Detached house prices in Toronto are still lower than peak in 2017

Zoocasa reports that despite a record-breaking summer for Toronto house prices, the demand for detached homes is still tempered


Toronto house prices hit record-levels in July and August. But the price for detached homes in the city’s hot real estate market are still tempered, according to a report from listings site Zoocasa.

The analysis, drawn from Toronto Regional Real Estate Board data, says the average price for a detached Toronto house in August was $1,505,100. That’s $73,442 lower than the peak price in April 2017, or five per cent less.

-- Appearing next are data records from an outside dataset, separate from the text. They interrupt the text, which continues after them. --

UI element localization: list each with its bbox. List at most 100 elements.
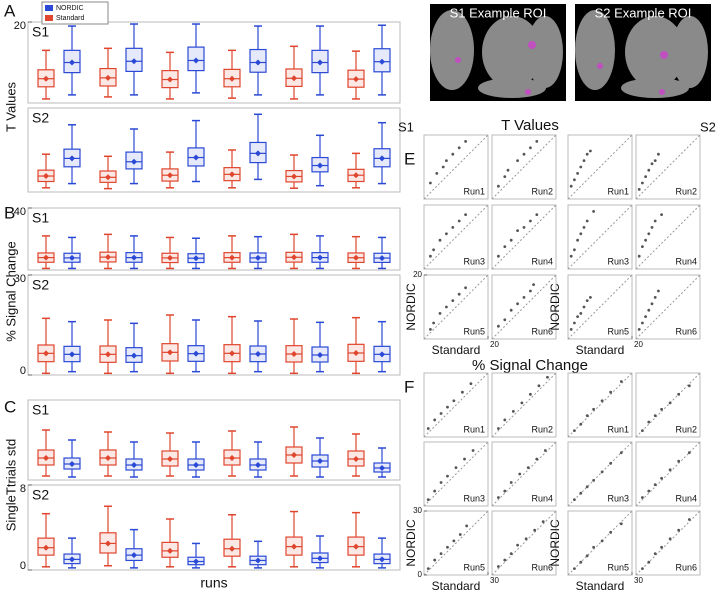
run-label: Run1 bbox=[607, 186, 629, 196]
point bbox=[526, 466, 530, 469]
point bbox=[585, 414, 589, 418]
median-marker bbox=[43, 544, 49, 551]
x-tick-label: 30 bbox=[490, 576, 499, 585]
median-marker bbox=[317, 458, 323, 464]
point bbox=[657, 289, 660, 293]
image-title: S2 Example ROI bbox=[595, 5, 692, 20]
point bbox=[503, 318, 507, 322]
point bbox=[457, 146, 461, 150]
point bbox=[454, 466, 458, 469]
point bbox=[660, 407, 663, 411]
legend-swatch bbox=[45, 5, 53, 11]
point bbox=[668, 468, 672, 472]
median-marker bbox=[167, 76, 173, 83]
identity-line bbox=[491, 510, 557, 576]
point bbox=[458, 533, 462, 536]
point bbox=[600, 539, 604, 543]
median-marker bbox=[193, 462, 199, 468]
median-marker bbox=[229, 75, 235, 82]
point bbox=[647, 308, 651, 312]
point bbox=[446, 474, 449, 478]
point bbox=[433, 489, 437, 493]
point bbox=[463, 457, 466, 461]
identity-line bbox=[423, 204, 489, 270]
point bbox=[677, 459, 681, 463]
median-marker bbox=[291, 254, 297, 261]
median-marker bbox=[229, 171, 235, 178]
point bbox=[647, 232, 651, 236]
legend-label: NORDIC bbox=[56, 5, 84, 12]
median-marker bbox=[43, 173, 49, 180]
median-marker bbox=[353, 76, 359, 83]
median-marker bbox=[131, 352, 137, 359]
point bbox=[637, 254, 641, 258]
brain-art bbox=[430, 10, 708, 98]
median-marker bbox=[43, 455, 49, 461]
point bbox=[457, 292, 461, 296]
run-label: Run6 bbox=[531, 562, 553, 572]
median-marker bbox=[131, 254, 137, 261]
median-marker bbox=[43, 254, 49, 261]
point bbox=[432, 321, 435, 325]
median-marker bbox=[229, 455, 235, 461]
point bbox=[535, 213, 539, 217]
panel-letter: E bbox=[404, 149, 415, 168]
point bbox=[644, 175, 647, 179]
median-marker bbox=[291, 543, 297, 550]
subplot-label: S2 bbox=[32, 277, 49, 293]
point bbox=[497, 254, 500, 258]
point bbox=[677, 528, 681, 532]
median-marker bbox=[131, 552, 137, 559]
y-tick-label: 0 bbox=[20, 560, 26, 572]
median-marker bbox=[193, 57, 199, 64]
identity-line bbox=[491, 441, 557, 507]
median-marker bbox=[167, 349, 173, 356]
identity-line bbox=[491, 204, 557, 270]
point bbox=[438, 312, 442, 315]
median-marker bbox=[193, 558, 199, 565]
point bbox=[600, 470, 604, 474]
point bbox=[644, 315, 647, 318]
point bbox=[529, 289, 532, 293]
median-marker bbox=[193, 255, 199, 262]
median-marker bbox=[43, 350, 49, 357]
point bbox=[461, 390, 464, 394]
median-marker bbox=[229, 350, 235, 357]
point bbox=[503, 418, 507, 422]
point bbox=[585, 219, 589, 223]
point bbox=[465, 524, 469, 528]
point bbox=[524, 537, 528, 541]
point bbox=[518, 472, 522, 476]
y-tick-label: 0 bbox=[20, 365, 26, 377]
run-label: Run2 bbox=[531, 424, 553, 434]
median-marker bbox=[229, 545, 235, 552]
run-label: Run1 bbox=[607, 424, 629, 434]
x-axis-label: Standard bbox=[576, 579, 625, 592]
run-label: Run5 bbox=[607, 326, 629, 336]
median-marker bbox=[291, 351, 297, 357]
median-marker bbox=[69, 556, 75, 563]
median-marker bbox=[379, 465, 385, 471]
y-axis-label: NORDIC bbox=[548, 283, 562, 331]
legend-frame bbox=[41, 1, 109, 25]
point bbox=[660, 476, 663, 480]
point bbox=[433, 418, 437, 422]
point bbox=[522, 226, 526, 229]
plot-frame bbox=[27, 21, 401, 104]
point bbox=[569, 328, 573, 331]
point bbox=[589, 149, 592, 153]
median-marker bbox=[379, 556, 385, 563]
point bbox=[653, 296, 657, 299]
median-marker bbox=[255, 254, 261, 261]
point bbox=[585, 554, 589, 558]
point bbox=[653, 159, 657, 163]
y-tick-label: 40 bbox=[14, 206, 26, 218]
point bbox=[619, 380, 623, 383]
y-axis-label: % Signal Change bbox=[3, 241, 18, 341]
point bbox=[573, 178, 576, 182]
subplot-label: S1 bbox=[32, 24, 49, 40]
point bbox=[647, 420, 651, 424]
point bbox=[687, 451, 691, 455]
point bbox=[452, 399, 456, 403]
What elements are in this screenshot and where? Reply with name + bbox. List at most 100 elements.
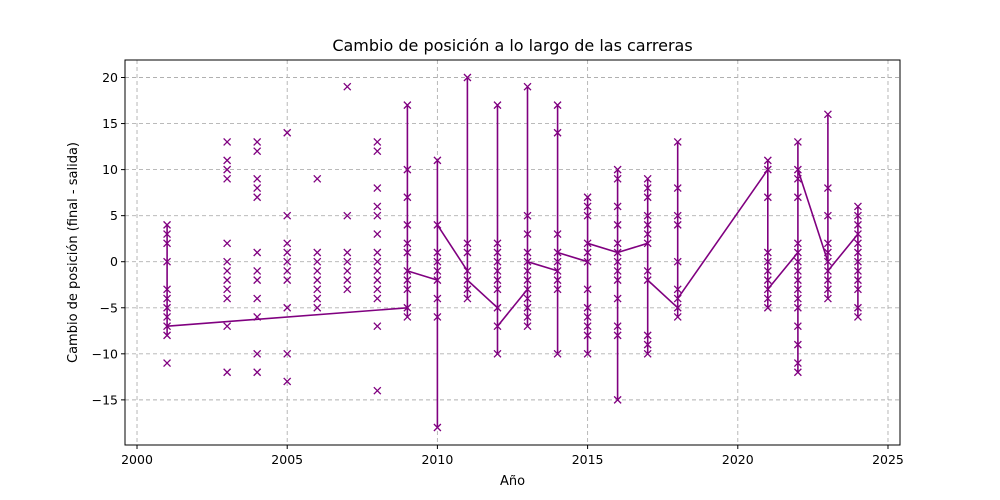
data-point-marker bbox=[523, 266, 532, 275]
data-point-marker bbox=[673, 184, 682, 192]
data-point-marker bbox=[223, 276, 232, 285]
data-point-marker bbox=[373, 202, 382, 211]
data-point-marker bbox=[853, 202, 862, 211]
data-point-marker bbox=[313, 266, 322, 275]
data-point-marker bbox=[313, 276, 322, 285]
data-point-marker bbox=[763, 294, 772, 303]
data-point-marker bbox=[223, 294, 232, 303]
data-point-marker bbox=[763, 248, 772, 257]
data-point-marker bbox=[283, 349, 292, 358]
data-point-marker bbox=[613, 220, 622, 229]
data-point-marker bbox=[343, 82, 352, 91]
data-point-marker bbox=[643, 276, 652, 285]
data-point-marker bbox=[373, 386, 382, 395]
data-point-marker bbox=[643, 349, 652, 358]
data-point-marker bbox=[493, 322, 502, 331]
data-point-marker bbox=[253, 349, 262, 358]
data-point-marker bbox=[793, 266, 802, 275]
data-point-marker bbox=[793, 303, 802, 312]
data-point-marker bbox=[283, 248, 292, 257]
data-point-marker bbox=[403, 239, 412, 248]
data-point-marker bbox=[823, 257, 832, 266]
data-point-marker bbox=[493, 257, 502, 266]
data-point-marker bbox=[553, 248, 562, 257]
data-point-marker bbox=[853, 211, 862, 220]
data-point-marker bbox=[523, 248, 532, 257]
data-point-marker bbox=[283, 276, 292, 285]
data-point-marker bbox=[163, 220, 172, 229]
y-tick-label: −5 bbox=[100, 300, 118, 315]
data-point-marker bbox=[313, 248, 322, 257]
data-point-marker bbox=[493, 248, 502, 257]
data-point-marker bbox=[673, 138, 682, 146]
data-point-marker bbox=[283, 128, 292, 137]
data-point-marker bbox=[163, 303, 172, 312]
data-point-marker bbox=[523, 303, 532, 312]
data-point-marker bbox=[793, 257, 802, 266]
x-tick-label: 2015 bbox=[572, 452, 604, 467]
data-point-marker bbox=[853, 248, 862, 257]
data-point-marker bbox=[283, 377, 292, 386]
data-point-marker bbox=[373, 211, 382, 220]
data-point-marker bbox=[223, 285, 232, 294]
data-point-marker bbox=[403, 276, 412, 285]
data-point-marker bbox=[823, 285, 832, 294]
x-tick-label: 2010 bbox=[421, 452, 453, 467]
data-point-marker bbox=[223, 257, 232, 266]
data-point-marker bbox=[493, 239, 502, 248]
data-point-marker bbox=[313, 294, 322, 303]
data-point-marker bbox=[793, 276, 802, 285]
data-point-marker bbox=[583, 331, 592, 340]
data-point-marker bbox=[403, 266, 412, 275]
data-point-marker bbox=[613, 257, 622, 266]
plot-frame bbox=[124, 59, 901, 446]
data-point-marker bbox=[313, 303, 322, 312]
data-point-marker bbox=[763, 193, 772, 202]
data-point-marker bbox=[793, 340, 802, 349]
data-point-marker bbox=[853, 239, 862, 248]
data-point-marker bbox=[523, 257, 532, 266]
data-point-marker bbox=[583, 239, 592, 248]
data-point-marker bbox=[373, 322, 382, 331]
data-point-marker bbox=[583, 193, 592, 202]
data-point-marker bbox=[463, 248, 472, 257]
data-point-marker bbox=[553, 230, 562, 239]
data-point-marker bbox=[793, 294, 802, 303]
data-point-marker bbox=[373, 266, 382, 275]
data-point-marker bbox=[523, 230, 532, 239]
data-point-marker bbox=[553, 257, 562, 266]
data-point-marker bbox=[163, 294, 172, 303]
data-point-marker bbox=[253, 248, 262, 257]
x-axis-label: Año bbox=[500, 474, 525, 489]
data-point-marker bbox=[763, 257, 772, 266]
x-tick-label: 2000 bbox=[121, 452, 153, 467]
data-point-marker bbox=[463, 285, 472, 294]
data-point-marker bbox=[853, 285, 862, 294]
data-point-marker bbox=[673, 220, 682, 229]
data-point-marker bbox=[433, 276, 442, 285]
y-tick-label: 5 bbox=[110, 208, 118, 223]
data-point-marker bbox=[823, 184, 832, 192]
data-point-marker bbox=[613, 395, 622, 404]
data-point-marker bbox=[823, 110, 832, 119]
data-point-marker bbox=[643, 174, 652, 183]
data-point-marker bbox=[763, 285, 772, 294]
data-point-marker bbox=[523, 322, 532, 331]
data-point-marker bbox=[613, 248, 622, 257]
data-point-marker bbox=[313, 257, 322, 266]
data-point-marker bbox=[583, 303, 592, 312]
data-point-marker bbox=[253, 147, 262, 156]
data-point-marker bbox=[853, 220, 862, 229]
data-point-marker bbox=[373, 184, 382, 192]
data-point-marker bbox=[373, 230, 382, 239]
data-point-marker bbox=[403, 220, 412, 229]
data-point-marker bbox=[373, 147, 382, 156]
data-point-marker bbox=[793, 165, 802, 174]
data-point-marker bbox=[373, 285, 382, 294]
data-point-marker bbox=[583, 211, 592, 220]
data-point-marker bbox=[433, 294, 442, 303]
data-point-marker bbox=[643, 340, 652, 349]
data-point-marker bbox=[493, 285, 502, 294]
data-point-marker bbox=[823, 276, 832, 285]
data-point-marker bbox=[253, 368, 262, 377]
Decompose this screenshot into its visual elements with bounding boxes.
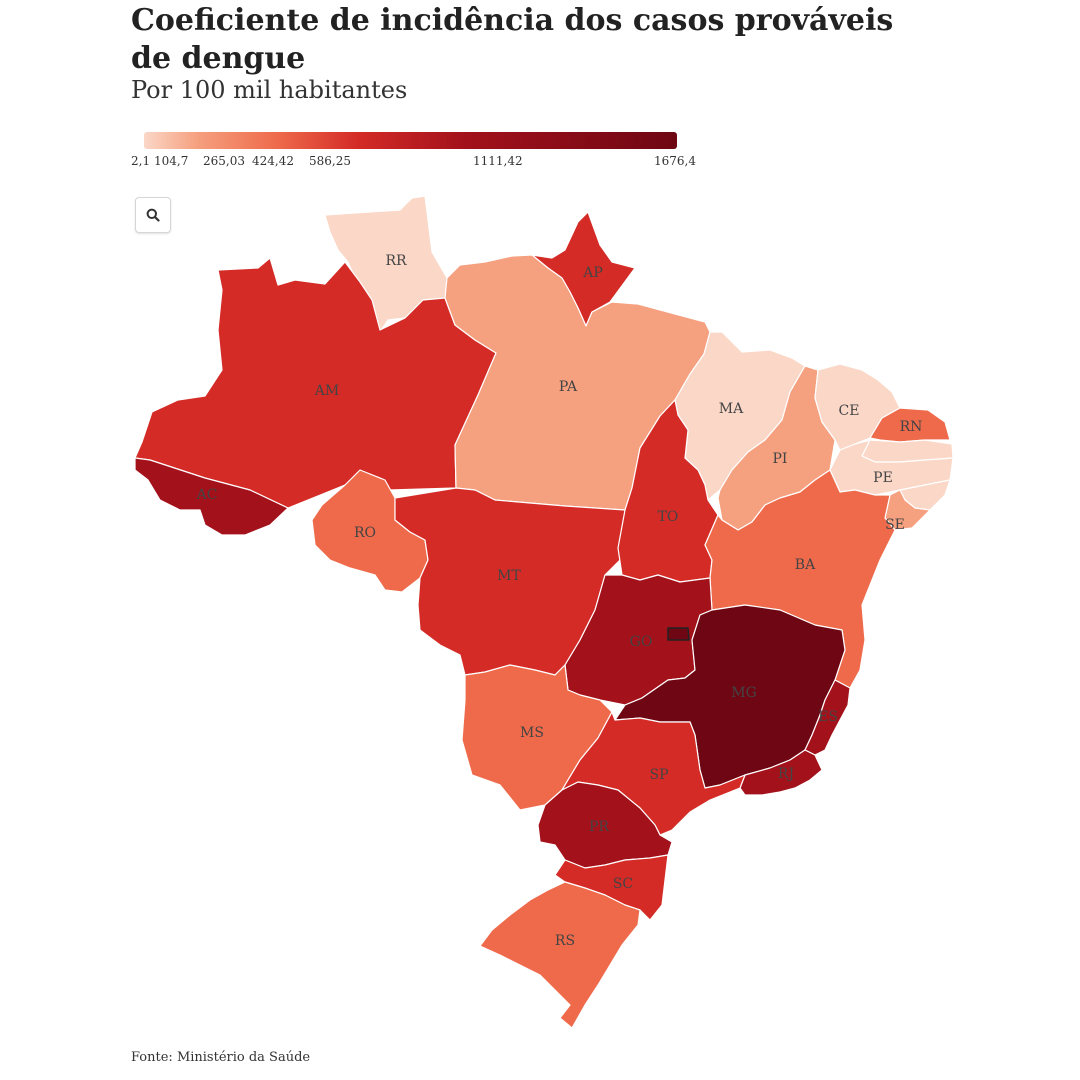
legend-tick: 265,03 [203, 154, 245, 168]
state-label-AP: AP [582, 265, 603, 281]
state-label-TO: TO [658, 509, 679, 525]
state-RO[interactable] [311, 469, 429, 593]
state-RJ[interactable] [739, 749, 823, 796]
state-label-MA: MA [719, 401, 744, 417]
state-label-SE: SE [885, 517, 905, 533]
legend-tick: 104,7 [154, 154, 189, 168]
state-label-SP: SP [649, 767, 668, 783]
chart-title: Coeficiente de incidência dos casos prov… [131, 3, 894, 76]
state-label-AM: AM [314, 383, 339, 399]
state-label-PR: PR [589, 819, 609, 835]
legend-color-bar [144, 132, 677, 149]
legend-tick: 1111,42 [473, 154, 523, 168]
state-label-MT: MT [497, 568, 521, 584]
state-RS[interactable] [479, 881, 641, 1029]
chart-subtitle: Por 100 mil habitantes [131, 76, 408, 104]
state-label-RN: RN [900, 419, 923, 435]
state-label-RO: RO [354, 525, 376, 541]
color-legend: 2,1 104,7 265,03 424,42 586,25 1111,42 1… [131, 128, 711, 176]
state-label-RR: RR [385, 253, 407, 269]
state-DF[interactable] [667, 627, 690, 641]
state-label-MS: MS [520, 725, 544, 741]
state-label-MG: MG [731, 685, 757, 701]
state-ES[interactable] [804, 679, 851, 756]
state-label-BA: BA [795, 557, 816, 573]
state-label-CE: CE [839, 403, 860, 419]
legend-tick: 2,1 [131, 154, 151, 168]
state-label-GO: GO [630, 634, 653, 650]
state-label-RS: RS [555, 933, 575, 949]
state-label-PA: PA [559, 379, 578, 395]
state-label-PE: PE [873, 470, 893, 486]
search-icon [146, 208, 160, 222]
legend-tick: 1676,4 [654, 154, 696, 168]
legend-tick: 424,42 [252, 154, 294, 168]
state-label-AC: AC [196, 487, 218, 503]
state-label-ES: ES [818, 709, 838, 725]
zoom-button[interactable] [135, 197, 171, 233]
state-label-RJ: RJ [778, 766, 794, 782]
state-AC[interactable] [134, 457, 289, 536]
state-label-SC: SC [613, 876, 633, 892]
legend-tick: 586,25 [309, 154, 351, 168]
source-note: Fonte: Ministério da Saúde [131, 1050, 311, 1065]
state-label-PI: PI [773, 451, 788, 467]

The average price for detached homes in the Toronto Central area was $2,385,278 in August. That figure is five per cent down, or $113,956 less, from the February 2017 peak.

Prices from 2017 cooled after the Canadian government tightened rules around insured mortgages. For homes costing $1,000,000 or more, buyers must fork over a 20 per cent deposit. As a result, there has been more demand for semi-detached and other more affordable properties in the Toronto real estate market. There’s a smaller pool of buyers for detached homes in the city.

Greater Toronto Area house prices

The average detached house price in York region was down a steep eleven percent. At its peak in February 2017, the average detach in York Region cost $1,466,236. In August 2020, it was $1,308,430, down by $157,806. The King area in particular fell 22 per cent, $503,375, from its October 2016 peak to $1,774,480.

But average prices for detached houses hit record-breaking highs in other Greater Toronto Area (GTA) neighbourhoods, according to Zoocasa. The Durham Region reached $813,740. Halton Region hit $1,283,651. Brampton climbed to $989,039. And Mississauga was up to $1,307,832. Detached homes in the Peel Region as a whole was $2,195 shy of its peak, which it reached in July instead of August.

The Canadian Real Estate Association reported that sales across the country rose 6.2 per cent in August, month-over-month. Transaction were up 33.5 per cent year-over-year, with real estate activity in August making up for lost time during COVID-19 lockdowns.

“2020 is looking like it will go down as a fairly middling year overall,” says CREA senior economist Shaun Cathcart in a statement.

He adds that the year’s sales activity is weaker than what it would have been without COVID-19, but its “quite a bit better than we would have given it back in April.”